As for fruit, I recommend to avoid eating large amounts of fruit, as most people need to limit their fructose consumption from all sources, especially anyone with insulin resistance conditions, such as being overweight, having high blood pressure, high cholesterol, or type 2 diabetes.
Three Important Dietary Factors to Consider
There are certain factors to consider when determining your ideal diet. These factors contribute to people's confusion about meat consumption, because they don't take into consideration the necessary distinctions:
1. Your nutritional type determines what proportion of fats, carbohydrates and proteins your body needs to thrive.
2. Your nutritional type also determines what types of vegetables are most beneficial for you, and how many you should eat each day.
3. The nutritional value of your meat will be determined, in part, by how you cook it.
Factors that Influence the Quality and Health Benefits of Meat
So, how do you determine the quality of your meat? You need to consider the following factors:
1. How it's raised, i.e. in a CAFO (Concentrated Animal Feeding Operation) or raised organically. CAFO meat is typically loaded with pesticides, hormones, antibiotics and other chemicals and is nutritionally inferior to organically raised, grass fed meat. Not to mention the inhumane practices of many massive livestock operations.

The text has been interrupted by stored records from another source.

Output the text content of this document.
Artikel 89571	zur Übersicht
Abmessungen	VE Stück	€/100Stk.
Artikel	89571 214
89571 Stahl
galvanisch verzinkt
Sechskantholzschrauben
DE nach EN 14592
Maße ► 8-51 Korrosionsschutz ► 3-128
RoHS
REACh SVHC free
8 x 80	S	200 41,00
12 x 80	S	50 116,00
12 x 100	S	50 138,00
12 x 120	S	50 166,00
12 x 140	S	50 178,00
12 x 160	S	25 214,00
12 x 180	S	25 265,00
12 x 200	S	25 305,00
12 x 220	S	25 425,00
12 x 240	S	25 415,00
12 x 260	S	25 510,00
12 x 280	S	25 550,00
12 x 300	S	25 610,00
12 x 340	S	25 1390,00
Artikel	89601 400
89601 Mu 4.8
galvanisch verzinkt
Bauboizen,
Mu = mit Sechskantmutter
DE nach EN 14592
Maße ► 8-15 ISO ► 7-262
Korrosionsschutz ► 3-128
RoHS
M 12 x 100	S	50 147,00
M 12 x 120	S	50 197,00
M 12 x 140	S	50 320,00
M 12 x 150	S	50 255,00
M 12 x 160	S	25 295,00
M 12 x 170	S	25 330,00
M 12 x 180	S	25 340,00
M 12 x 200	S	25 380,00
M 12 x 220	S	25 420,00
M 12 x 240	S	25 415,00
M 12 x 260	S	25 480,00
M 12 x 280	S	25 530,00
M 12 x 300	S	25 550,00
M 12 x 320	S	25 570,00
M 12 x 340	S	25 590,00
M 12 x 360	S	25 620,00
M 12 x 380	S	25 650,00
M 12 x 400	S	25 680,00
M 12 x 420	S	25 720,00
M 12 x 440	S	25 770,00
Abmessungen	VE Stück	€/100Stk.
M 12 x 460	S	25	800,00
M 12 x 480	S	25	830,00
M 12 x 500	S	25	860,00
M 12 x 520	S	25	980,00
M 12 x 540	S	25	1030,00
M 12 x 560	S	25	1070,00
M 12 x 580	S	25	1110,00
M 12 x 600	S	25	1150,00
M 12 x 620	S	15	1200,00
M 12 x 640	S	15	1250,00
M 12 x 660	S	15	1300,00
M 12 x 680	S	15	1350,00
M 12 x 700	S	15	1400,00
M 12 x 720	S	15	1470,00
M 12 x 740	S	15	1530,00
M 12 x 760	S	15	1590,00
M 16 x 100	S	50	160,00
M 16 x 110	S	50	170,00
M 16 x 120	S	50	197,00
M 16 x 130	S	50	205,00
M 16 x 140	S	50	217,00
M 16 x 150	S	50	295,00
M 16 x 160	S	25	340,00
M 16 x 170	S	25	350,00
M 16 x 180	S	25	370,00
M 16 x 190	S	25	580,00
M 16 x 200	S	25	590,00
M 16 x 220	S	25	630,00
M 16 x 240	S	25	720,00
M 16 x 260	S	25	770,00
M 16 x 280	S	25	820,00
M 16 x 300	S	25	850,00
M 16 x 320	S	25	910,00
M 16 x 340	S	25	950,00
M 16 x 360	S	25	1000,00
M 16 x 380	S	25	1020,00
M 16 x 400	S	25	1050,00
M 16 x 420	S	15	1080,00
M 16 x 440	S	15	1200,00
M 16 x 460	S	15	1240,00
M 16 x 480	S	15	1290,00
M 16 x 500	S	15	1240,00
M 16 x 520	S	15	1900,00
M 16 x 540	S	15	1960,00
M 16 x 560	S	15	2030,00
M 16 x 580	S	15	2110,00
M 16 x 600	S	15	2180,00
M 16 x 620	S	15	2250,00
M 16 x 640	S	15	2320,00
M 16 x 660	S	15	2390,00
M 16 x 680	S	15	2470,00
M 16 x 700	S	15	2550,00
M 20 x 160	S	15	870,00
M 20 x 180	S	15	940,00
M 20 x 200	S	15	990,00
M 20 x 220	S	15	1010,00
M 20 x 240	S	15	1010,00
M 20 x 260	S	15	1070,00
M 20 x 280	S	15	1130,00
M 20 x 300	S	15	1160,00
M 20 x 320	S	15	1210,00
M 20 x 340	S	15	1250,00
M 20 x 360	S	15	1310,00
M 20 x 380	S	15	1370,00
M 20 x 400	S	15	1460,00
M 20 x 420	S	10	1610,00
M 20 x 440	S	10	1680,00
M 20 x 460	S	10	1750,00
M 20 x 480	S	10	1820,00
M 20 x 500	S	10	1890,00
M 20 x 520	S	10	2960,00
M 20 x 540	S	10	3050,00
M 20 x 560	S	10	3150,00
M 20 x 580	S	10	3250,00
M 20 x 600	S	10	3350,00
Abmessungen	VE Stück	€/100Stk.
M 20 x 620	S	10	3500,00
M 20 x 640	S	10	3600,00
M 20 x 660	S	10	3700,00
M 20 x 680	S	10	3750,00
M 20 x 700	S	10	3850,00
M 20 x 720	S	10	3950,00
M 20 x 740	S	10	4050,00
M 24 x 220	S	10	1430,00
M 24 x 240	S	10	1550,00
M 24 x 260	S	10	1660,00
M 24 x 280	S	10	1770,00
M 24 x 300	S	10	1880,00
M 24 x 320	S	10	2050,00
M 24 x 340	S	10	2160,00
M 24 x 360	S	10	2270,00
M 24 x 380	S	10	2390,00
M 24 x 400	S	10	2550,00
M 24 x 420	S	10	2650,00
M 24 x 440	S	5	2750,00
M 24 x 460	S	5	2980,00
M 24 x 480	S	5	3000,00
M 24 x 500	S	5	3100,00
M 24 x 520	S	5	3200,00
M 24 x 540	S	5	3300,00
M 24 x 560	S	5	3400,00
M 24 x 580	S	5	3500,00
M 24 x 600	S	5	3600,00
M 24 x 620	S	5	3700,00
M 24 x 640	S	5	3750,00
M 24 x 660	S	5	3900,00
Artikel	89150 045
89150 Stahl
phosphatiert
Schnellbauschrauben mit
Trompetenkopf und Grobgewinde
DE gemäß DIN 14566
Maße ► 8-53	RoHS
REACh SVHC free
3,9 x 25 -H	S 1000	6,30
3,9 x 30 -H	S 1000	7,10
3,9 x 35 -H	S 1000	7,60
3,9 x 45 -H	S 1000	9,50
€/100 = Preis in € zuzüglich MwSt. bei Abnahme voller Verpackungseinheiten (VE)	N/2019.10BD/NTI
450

2. How it's fed. Grass-fed meats are far better for you than grain-fed meats.
3. Whether or not it contains nitrates. Nitrates are preservatives linked to cancer. Processed meats are not a healthful choice for anyone and should be avoided entirely, as confirmed by more than 7,000 clinical studies.
Next, how you cook the meat will also influence its health benefits. Cooking meat at high temperatures creates dangerous chemicals, including:
4. Heterocyclic Amines (HCAs): HCAs are linked to cancer. The blackened area of meat contains the highest levels of HCA, so you should avoid charring your meat, and never eat the blackened areas.
5. Polycyclic Aromatic Hydrocarbons (PAHs): When fat drips onto the heat source and smokes, the smoke can transfer carcinogenic PAHs into your meat.
6. Advanced Glycation End Products (AGEs): When food is cooked at high temperatures (including when it is pasteurized or sterilized), it increases the formation of AGEs. AGEs in your body cause oxidative stress, inflammation, and increase your risk of heart disease, kidney disease and diabetes.
Even if you are a protein type who thrives on red meat, eating CAFO grain-feed beef that's been charred to a crisp will NOT improve your health!
For optimal benefit, your meat ideally should be organic and grass-fed and cooked as little as possible. You can, for example, quickly sear the meat on both sides, leaving the inside quite rare. This gives the illusion that you're eating cooked meat, while still getting many of the benefits of raw meat.
Keep in mind that, when it comes to parasites or other infections, the health and happiness of the animal is of utmost importance. Animals that are fed and housed poorly are more stressed and susceptible to disease-causing bacteria, whereas pastured animals rarely develop these infections.
Tips for Finding Safe, Humanely Raised Food Sources
It is important to find sources of high quality, organic grass-fed meats and poultry that are accessible and close to your home. To help you with this, I've assembled a list of sustainable food resources, and many are searchable by geographic area.
Remember, buying local and buying organic are two separate choices and ideally you should seek to do both.
Many smaller farms cannot afford the costly organic certification -- but they employ organic, sustainable practices. The only way to determine the quality of local products is to get to know your local farmers at produce stands and your local farmer's market, which are great community resources.